Fuji have come up with a number of recent all-in-one winners, among them the FinePix series. Two top contenders in this line are the FinePix 402 and the FinePix 601 (right) . The FinePix 601 is a 3.1 megapixel camera that can output resolutions of six mega pixels. It features a 3x optical zoom and super CCD 3 image sensing that pretty much guarantees high quality results. The vertical format is a departure from the norm, its value entirely in the eye of the user but the compact metallic finish is elegant. Price? Around US$600.

Its older sibling the FinePix 402 is a square, slim device also featuring the super CCD 3 sensor system. It shoots 2.1 "effective" megapixels that it outputs at 4.0 megapixels for prints up to about A4 in size (whatever happened to handy postcard-size 3R and 4R?). Large A4 prints may be handy for displaying to your neighbour in the next block of flats but perhaps not the size your mum would carry in her handbag. www.fujifilm.com

Nikon Coolpix 4300

Moving up from the small and well-stocked Coolpix885, Nikon's new Coolpix 4300 (right) offers 4.0 megapixels, CCD image sensing and up to 40 seconds of movie footage. For all this and the usual handy Nikon features and shooting presets the camera weighs in at just 230gm.

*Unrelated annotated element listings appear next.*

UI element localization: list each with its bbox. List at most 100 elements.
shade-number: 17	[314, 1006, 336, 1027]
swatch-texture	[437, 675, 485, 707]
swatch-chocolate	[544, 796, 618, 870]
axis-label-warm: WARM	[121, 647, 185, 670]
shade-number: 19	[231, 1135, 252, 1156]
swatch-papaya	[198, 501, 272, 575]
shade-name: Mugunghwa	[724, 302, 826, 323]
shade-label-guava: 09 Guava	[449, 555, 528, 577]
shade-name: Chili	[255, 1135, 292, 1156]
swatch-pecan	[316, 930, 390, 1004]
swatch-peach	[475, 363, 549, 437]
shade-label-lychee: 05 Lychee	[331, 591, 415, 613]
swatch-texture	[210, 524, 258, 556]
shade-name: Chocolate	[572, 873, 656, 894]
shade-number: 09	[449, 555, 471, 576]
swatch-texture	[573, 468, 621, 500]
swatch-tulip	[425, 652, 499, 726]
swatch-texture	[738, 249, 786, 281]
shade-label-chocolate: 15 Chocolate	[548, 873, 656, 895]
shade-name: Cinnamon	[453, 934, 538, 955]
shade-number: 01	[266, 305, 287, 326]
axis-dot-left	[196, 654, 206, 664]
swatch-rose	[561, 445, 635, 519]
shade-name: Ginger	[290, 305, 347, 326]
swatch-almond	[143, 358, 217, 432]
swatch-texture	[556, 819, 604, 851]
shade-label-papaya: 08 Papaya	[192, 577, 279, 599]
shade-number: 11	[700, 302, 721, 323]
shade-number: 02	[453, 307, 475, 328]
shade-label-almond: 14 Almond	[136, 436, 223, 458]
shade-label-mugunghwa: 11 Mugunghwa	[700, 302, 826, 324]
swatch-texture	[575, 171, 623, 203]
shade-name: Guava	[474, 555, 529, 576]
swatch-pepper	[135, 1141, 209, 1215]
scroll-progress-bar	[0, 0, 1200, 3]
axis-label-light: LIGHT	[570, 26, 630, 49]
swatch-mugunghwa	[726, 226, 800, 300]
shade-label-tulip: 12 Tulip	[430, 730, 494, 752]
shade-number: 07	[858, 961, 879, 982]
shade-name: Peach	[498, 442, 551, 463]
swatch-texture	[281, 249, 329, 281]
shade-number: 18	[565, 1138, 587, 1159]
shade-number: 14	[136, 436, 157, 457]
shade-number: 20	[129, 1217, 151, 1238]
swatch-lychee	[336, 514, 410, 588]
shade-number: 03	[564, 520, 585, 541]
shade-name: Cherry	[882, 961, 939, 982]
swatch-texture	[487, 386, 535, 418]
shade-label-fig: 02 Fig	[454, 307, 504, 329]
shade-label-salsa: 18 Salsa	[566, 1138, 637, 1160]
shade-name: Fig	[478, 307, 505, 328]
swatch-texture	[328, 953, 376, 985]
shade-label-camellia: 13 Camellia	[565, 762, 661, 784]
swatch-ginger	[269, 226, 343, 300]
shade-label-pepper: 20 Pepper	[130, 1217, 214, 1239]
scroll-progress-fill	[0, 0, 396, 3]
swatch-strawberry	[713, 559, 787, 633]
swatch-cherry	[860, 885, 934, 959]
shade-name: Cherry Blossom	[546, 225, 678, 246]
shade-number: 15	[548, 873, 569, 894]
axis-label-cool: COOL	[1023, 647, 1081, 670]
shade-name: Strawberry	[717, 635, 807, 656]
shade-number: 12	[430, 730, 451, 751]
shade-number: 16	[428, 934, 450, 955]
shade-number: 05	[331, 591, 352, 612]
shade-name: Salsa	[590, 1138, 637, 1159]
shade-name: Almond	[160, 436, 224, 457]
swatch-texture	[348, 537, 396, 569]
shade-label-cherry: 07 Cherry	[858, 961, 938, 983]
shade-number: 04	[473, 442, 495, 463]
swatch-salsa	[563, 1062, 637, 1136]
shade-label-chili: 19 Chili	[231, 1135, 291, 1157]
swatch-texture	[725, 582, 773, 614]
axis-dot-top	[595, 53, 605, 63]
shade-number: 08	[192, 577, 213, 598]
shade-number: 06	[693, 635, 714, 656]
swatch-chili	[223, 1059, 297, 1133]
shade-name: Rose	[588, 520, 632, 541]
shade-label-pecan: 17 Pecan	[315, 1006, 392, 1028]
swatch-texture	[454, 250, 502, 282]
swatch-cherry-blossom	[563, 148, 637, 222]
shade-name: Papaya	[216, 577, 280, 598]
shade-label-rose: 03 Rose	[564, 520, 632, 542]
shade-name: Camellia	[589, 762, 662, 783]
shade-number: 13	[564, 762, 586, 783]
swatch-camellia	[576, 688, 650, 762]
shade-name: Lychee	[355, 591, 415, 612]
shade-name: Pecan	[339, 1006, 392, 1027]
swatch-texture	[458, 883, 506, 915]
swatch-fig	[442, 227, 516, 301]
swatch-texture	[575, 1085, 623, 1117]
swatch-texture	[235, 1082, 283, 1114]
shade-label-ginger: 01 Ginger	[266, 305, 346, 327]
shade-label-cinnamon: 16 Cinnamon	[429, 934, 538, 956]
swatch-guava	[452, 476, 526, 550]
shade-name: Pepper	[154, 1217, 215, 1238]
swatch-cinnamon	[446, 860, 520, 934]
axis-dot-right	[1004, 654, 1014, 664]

Another slightly larger SLR-looking option is the Coolpix 5000 with a 28mm-55mm lens equivalent. This is sufficiently wide for indoors (though perhaps not enough for your tent). The Coolpix 5000 produces pictures of five megapixel quality and also does 60-second movies with audio. It has seven capture modes and weighs 360gm. This is a digital camera for serious users just short of professional. www.nikon.com

Kodak EasyShareLS443

Not to be left behind, Kodak's EasyShare series do just as they say. They offer idiot-proof point-and-click with a camera dock that in one touch of the finger transfers your images to your PC. The Kodak EasyShare LS443 (right) is their 4.0 megapixel contender which can generate pictures of up to 20"x30". It uses a Schneider-Kreuznach Variogon lens with a 3x optical zoom and a further 3.3 digital zoom. Remember, optical zoom is preferable to digital zoom which may produce distortion at maximum ranges. The LS 443 has a 1.8" viewing display.

Kodak's EasyShare DX4330 is a 3.1 megapixel version with a lens equivalent range of 38mm-114mm. This too can shoot brief video footage. It weighs 210gm and comes with the handy docking station. A plus point for Mac users is that this camera is OSX native. Go Jaguar. www.kodak.com

Sony DSC-S85 Cybershot

Sony has a long and successful line of Cybershot cameras. The DSC-P9 Cybershot with its typical slim, elongated silver body is a quality 4.0 megapixel offering at a pricetag of US$499. It has a three-mode intelligent flash and a movie mode. The camera is compatible with pretty much all Windows PCs from 98 and ME to 2000 Professional and XP but can only be used on Mac OS9. The DSC-S85 Cybershot (right) has a nice feel and moulding to it and the midnight grey colour is pleasing. It utilises a CCD image sensor for its Carl Zeiss lens producing 4.1 megapixel resolutions along with video and audio. It costs around US$499 and uses Memory Stick storage. It can't be "worn" like the Casio Exilim, but then, black is black... www.sony.com

Canon PowerShot G3

Another professional looking camera from a professional camera maker is the Canon PowerShot G3 (right). This camera produces a 4.0 megapixel print resolution. Its 4x optical zoom lens offers the equivalent of 35mm-140mm which is rather versatile and it also shoots a handy three minutes of movie footage with audio. www.canon.com

For the average traveller or family on the road there is not a whole lot of difference between these cameras except price and a few top-end features in the more semi-professional series. Whether you wear it or use it as credit card, we like the Exilim for its slim size and good reproductions, the FinePix 601 for its features and quality and the Kodak EasyShare LS443 for, you guessed, its utter ease of use.